£3,750
Scottish Paintings & Sculpture | 603
Auction: 15 July 2020 at 18:00 BST
Signed, watercolour
Note: Maes Howe, a large mound with an entrance passage leading to three burial cells or chambers, is the finest chambered tomb in north-west Europe. Built about 5000 years ago - earlier than the pyramids of Egypt and the legendary golden age of China - it is a remarkable mixture of simplicity and sophistication, its survival due to the quality of its building stone. The tumulus is 92 feet in diameter, 36 feet high and about 300 feet in circumference at the base.
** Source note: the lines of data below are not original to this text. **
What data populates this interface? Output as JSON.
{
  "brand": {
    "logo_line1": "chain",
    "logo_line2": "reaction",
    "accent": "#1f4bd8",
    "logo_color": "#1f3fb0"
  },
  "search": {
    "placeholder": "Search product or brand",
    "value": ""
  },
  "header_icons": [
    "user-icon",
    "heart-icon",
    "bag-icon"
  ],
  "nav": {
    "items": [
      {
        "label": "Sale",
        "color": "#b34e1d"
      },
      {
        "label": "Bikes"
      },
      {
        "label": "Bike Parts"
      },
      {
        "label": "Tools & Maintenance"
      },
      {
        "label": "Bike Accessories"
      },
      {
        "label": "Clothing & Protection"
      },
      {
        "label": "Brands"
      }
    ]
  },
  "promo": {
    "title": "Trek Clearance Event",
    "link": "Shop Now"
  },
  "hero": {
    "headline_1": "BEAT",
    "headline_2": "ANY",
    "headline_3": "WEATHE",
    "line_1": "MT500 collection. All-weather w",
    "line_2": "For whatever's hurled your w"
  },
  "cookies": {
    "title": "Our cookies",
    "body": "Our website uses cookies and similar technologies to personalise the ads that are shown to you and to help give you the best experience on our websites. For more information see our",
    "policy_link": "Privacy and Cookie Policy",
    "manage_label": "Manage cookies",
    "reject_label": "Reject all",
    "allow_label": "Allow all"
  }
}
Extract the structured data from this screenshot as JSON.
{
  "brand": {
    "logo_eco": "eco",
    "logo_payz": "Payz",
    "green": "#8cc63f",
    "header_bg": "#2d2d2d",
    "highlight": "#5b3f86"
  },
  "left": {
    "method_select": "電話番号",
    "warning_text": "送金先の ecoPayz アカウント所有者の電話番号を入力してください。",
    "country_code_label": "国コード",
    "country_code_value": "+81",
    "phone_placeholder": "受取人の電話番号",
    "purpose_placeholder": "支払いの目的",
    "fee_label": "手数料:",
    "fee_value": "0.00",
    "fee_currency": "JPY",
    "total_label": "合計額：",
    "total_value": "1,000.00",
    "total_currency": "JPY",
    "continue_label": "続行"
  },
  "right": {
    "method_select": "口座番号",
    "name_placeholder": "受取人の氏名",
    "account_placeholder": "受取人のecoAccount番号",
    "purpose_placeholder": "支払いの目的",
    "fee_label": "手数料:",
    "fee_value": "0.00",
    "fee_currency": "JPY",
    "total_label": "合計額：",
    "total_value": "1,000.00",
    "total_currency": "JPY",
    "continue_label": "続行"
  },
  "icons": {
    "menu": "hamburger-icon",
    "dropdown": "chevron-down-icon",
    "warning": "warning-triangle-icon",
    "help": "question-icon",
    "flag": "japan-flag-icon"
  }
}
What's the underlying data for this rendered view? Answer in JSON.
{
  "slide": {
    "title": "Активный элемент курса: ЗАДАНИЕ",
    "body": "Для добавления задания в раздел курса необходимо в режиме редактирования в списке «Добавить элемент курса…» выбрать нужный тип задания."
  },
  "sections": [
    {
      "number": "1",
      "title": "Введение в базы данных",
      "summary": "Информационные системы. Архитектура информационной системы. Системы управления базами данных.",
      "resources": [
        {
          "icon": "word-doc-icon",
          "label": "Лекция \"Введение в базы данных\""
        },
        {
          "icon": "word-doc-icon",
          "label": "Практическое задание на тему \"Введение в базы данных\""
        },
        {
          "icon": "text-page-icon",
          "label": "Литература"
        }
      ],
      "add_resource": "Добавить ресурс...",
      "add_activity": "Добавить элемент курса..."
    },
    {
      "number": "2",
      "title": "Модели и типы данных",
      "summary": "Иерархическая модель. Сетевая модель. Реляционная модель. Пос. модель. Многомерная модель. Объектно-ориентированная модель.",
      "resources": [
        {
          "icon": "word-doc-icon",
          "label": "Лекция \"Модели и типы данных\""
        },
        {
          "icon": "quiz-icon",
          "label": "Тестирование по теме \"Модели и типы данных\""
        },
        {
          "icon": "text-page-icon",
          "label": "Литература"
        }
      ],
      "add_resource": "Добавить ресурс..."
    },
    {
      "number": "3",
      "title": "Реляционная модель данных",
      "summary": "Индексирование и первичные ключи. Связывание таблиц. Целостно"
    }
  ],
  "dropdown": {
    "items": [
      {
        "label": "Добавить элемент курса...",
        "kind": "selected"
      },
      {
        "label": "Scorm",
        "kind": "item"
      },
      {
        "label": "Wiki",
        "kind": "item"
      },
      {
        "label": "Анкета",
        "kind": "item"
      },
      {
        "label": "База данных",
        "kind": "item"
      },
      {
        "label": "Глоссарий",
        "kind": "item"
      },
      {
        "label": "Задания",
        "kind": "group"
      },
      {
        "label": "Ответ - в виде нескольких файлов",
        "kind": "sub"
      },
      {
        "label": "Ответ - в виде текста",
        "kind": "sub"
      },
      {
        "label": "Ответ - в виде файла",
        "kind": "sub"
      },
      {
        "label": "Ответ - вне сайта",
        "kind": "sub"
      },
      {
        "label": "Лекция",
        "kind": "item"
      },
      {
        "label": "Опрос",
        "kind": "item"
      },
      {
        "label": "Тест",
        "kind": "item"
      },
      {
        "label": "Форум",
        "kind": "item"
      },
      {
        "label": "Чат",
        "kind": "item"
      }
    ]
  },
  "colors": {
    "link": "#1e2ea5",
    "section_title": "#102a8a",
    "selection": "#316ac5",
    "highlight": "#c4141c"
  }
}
Inside the tomb the entrance passage and chambers are constructed of stone slabs weighing up to 30 tonnes. The tomb was designed to be closed up. However, those who built Maes Howe were well aware of the seasonal movements of the sun. The passage points roughly to midwinter sunset and in the evenings around the shortest day of the year the sun shines into the chamber. Long after it was abandoned as a burial place, Maes Howe was broken into by Norsemen and Viking crusaders in the mid 12th century AD. They carved a considerable number of runic inscriptions on the large stones of the main chamber. After the depredation, or perhaps during it, the top of the mound collapsed filling the chamber with earth and stones. Its true nature was not revealed until it was excavated in 1861 by J Farrer, who published in 1862 an excellent account of his findings.